On GPU decompression here is being built for AI, because training wants to use as many petabytes or whatever ludicrous data monster they can get there hands on, and there's no way a GPU can have that much ram at the moment.
Worth mentioning that the CPU typically can't handle the data rates necessary due to being too constrained in cache size / memory bandwidth to run decompression with large dictionaries on all cores simultaneously. Even spilling to L2 cache doesn't scale well on the CPU, LZ4 is actually even optimized to only use a 64kB sliding window working set to account for those limitations.
On GPU decompression isn't a good idea as bandwidth is often a bottleneck, cache lines are often a bottleneck
... which applies to both CPU and GPU for the entire deflate family. A decompression engine with even just a tiny dedicated cache actually
doesn't cost you memory bandwidth, or even L2 cache bandwidth when handling LZ4 though.
Same goes for GDeflate. Except it's less efficient than LZ4 due to using 64kB chunks instead of a 64kB sliding window, so half of the time you have to work with an half empty dictionary and then you end up having to reload a full 64kB burst...
It's the sliding window which renders LZ4 both more efficient in compression rate as well as bandwidth cost and giving you a decent pipeline saturation on a CPU, but also entirely unsuitable for distribution onto an ultra wide processor architecture.
The statements about GPU decompression burning bandwidth were last true when taking a look at "classic" image and video codecs. The cost is not (and never was) in the deflate family decompression phase (or whatever compression / encoding scheme was used), but in the way those codecs decomposed the image into multiple image planes, and cross-referenced data from frames or planes without spatial constraints in video codecs.
Coincidentally, the GTX 1630 was actually the latest GPU I can recall where the classic video decompression engine alone would already exceed 130% of the available memory bandwidth when trying to use H265 with the worst possible / highest compressing feature set.
But that doesn't happen with the LZ4 / GDeflate decompression engine either, the way it's set up to be used for decompressing flat buffers only, not as part of a more sophisticated image compression or alike.
What you also have to understand: That decompression engine in Blackwell is
only built to be fast enough to match the PCIe uplink on consumer cards. Cards with other form factors / connectors will have likewise simply more instances of that engine, but still only restricted to plausible input rates per decompression stream. It's working under assumption that you will use it for asset streaming only, that you will saturate the uplink first, but not to hold compressed assets resident in video memory!
Running the decompression on the shaders instead, would give you much, much higher peak decompression rates after all. Except that is actually burning your valuable L1 cache size, trashing your L2, and all that while not even remotely utilizing the shader arrays or the memory interface. It only starts scaling when you go so wide, that the L1 cache no longer hits at all and everything chokes on memory and efficiency tanks. Kind of funny how badly GDeflate actually matches ANY processor architecture.

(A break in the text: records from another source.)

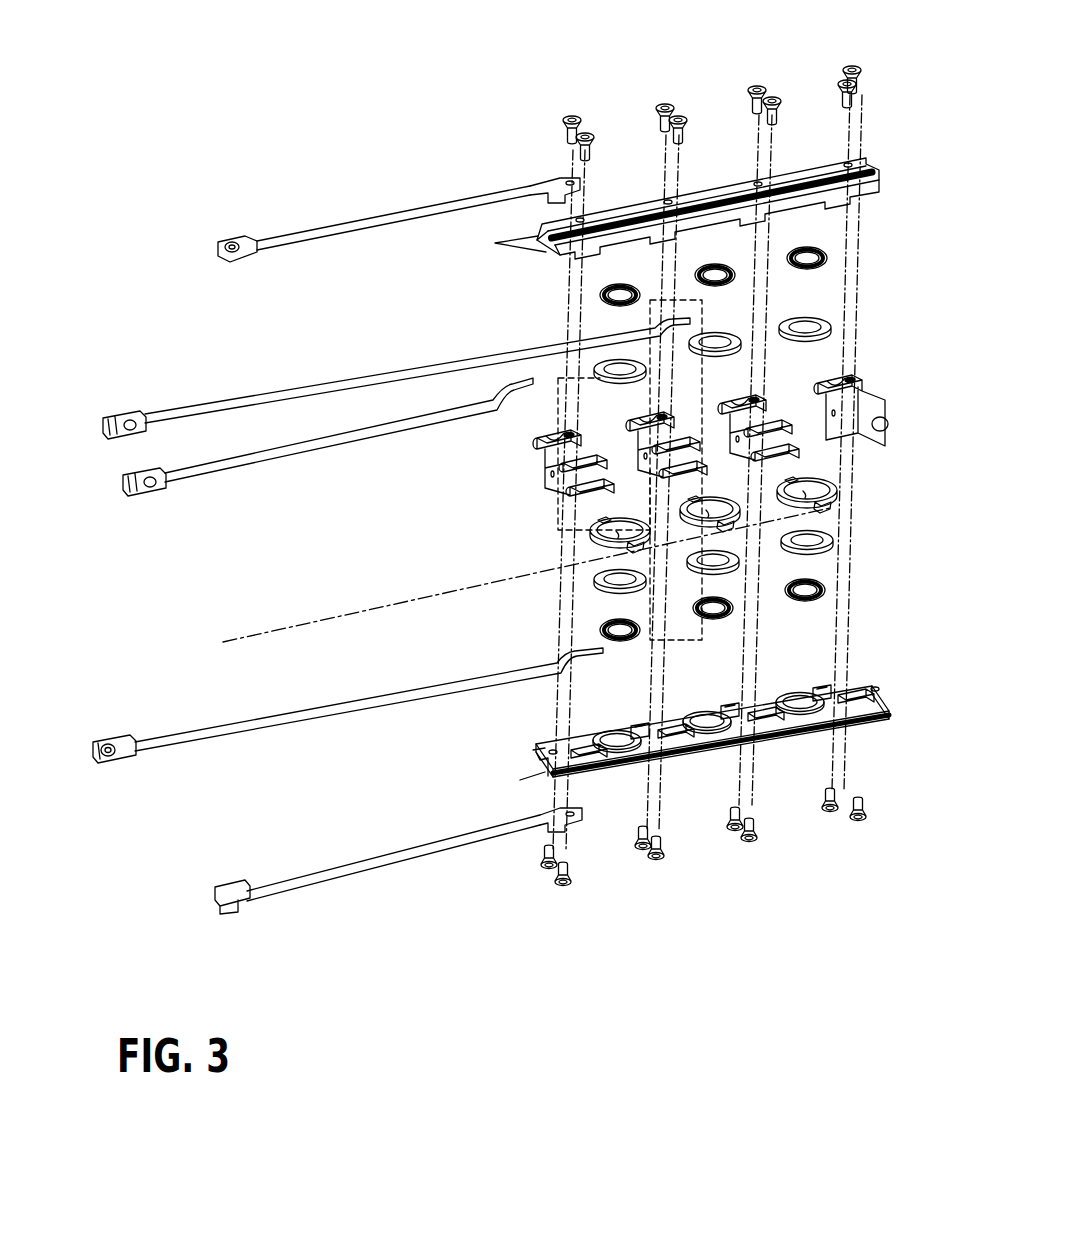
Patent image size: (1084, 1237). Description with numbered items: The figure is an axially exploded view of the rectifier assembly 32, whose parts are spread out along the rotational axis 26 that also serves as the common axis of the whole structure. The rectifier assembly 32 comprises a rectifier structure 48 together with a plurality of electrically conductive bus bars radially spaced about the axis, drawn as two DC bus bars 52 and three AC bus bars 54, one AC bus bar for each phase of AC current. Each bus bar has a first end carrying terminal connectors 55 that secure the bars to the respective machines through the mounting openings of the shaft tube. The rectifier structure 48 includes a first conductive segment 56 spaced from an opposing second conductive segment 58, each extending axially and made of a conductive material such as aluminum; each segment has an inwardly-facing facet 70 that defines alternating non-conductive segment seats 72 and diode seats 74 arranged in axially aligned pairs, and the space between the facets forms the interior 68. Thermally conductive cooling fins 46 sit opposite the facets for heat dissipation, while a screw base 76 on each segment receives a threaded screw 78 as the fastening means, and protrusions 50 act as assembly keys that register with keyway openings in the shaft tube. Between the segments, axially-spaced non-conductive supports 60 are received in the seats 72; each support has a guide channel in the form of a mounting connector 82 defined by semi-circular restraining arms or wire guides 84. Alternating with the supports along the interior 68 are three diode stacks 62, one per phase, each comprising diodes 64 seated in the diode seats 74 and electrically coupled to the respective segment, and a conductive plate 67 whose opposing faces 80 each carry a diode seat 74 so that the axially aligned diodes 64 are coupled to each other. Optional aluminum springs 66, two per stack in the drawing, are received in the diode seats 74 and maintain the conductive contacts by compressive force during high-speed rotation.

The rotational axis 26 is at (320, 622).
The rectifier assembly 32 is at (356, 51).
The cooling fins 46 is at (506, 511).
The rectifier structure 48 is at (722, 188).
The protrusions 50 is at (886, 424).
The DC bus bars 52 is at (358, 213).
The AC bus bars 54 is at (320, 437).
The terminal connectors 55 is at (240, 241).
The first conductive segment 56 is at (792, 172).
The second conductive segment 58 is at (763, 746).
The non-conductive supports 60 is at (693, 419).
The diode stack 62 is at (640, 282).
The diodes 64 is at (612, 366).
The spring 66 is at (616, 292).
The conductive plates 67 is at (705, 510).
The interior 68 is at (711, 746).
The inwardly-facing facet 70 is at (553, 256).
The non-conductive segment seats 72 is at (593, 763).
The diode seats 74 is at (690, 512).
The screw base 76 is at (566, 445).
The threaded screw 78 is at (580, 137).
The faces 80 is at (630, 545).
The mounting connector 82 is at (558, 505).
The wire guides 84 is at (545, 462).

At least LZ4 is a good match for scalar processors.
While we are at spilling the beans. Where did they put it? For the consumer silicon they simply beefed up
one of the two copy engines with an 128-256kB directly addressed scratchpad (with a 512B-2kB fully associative L0 in front), a huffman decoder and a deflate unit. Remember, those copy engines where most developers fundamentally misunderstood when to use them, and when not, and why you even have more than one if they are so slow...
How can I be so certain of those details? It's the only place to put this function without introducing another scheduling roundtrip. LZ4 doesn't scale indefintely either, not even with an ASIC, and the throughput of this component already matches what I expect you can achieve. Meanwhile the bandwidth amplification introduced by decompression means it would be too expensive to beef up more than one instance.
NVlink equipped datacenter GPUs got more than just two of the copy engines, and my best guess is NVidia simply beefed up all of them. Possibly even just forked some of the existing ones, so no longer just 4, more more likely 6-8 copy engines on those in total.
For Vulkan users: Rejoice, it means you will get an extension soon and then you'll be able to distinguish the two engines. And that will implicitly at last give you the ability to distinguish them, and figure out which one is dedicated for upload and which one is dedicated for download...
I expect for DirectX users, Microsoft will keep this hardware detail hidden from you, and you are merely discouraged from trying to address the copy queues yourself, at all, from now on. Well, to be specific, NVidia will discourage you in their optimization guide.
Finally one PSA: GDeflate was a poison pill. Whoever used it in their asset pipeline introduced a major inefficiency for platforms prior to Blackwell which neither the CPU nor GPU can cope with. And now with NVidia enabling LZ4 support, NVidia immediately declared it as obsolete again.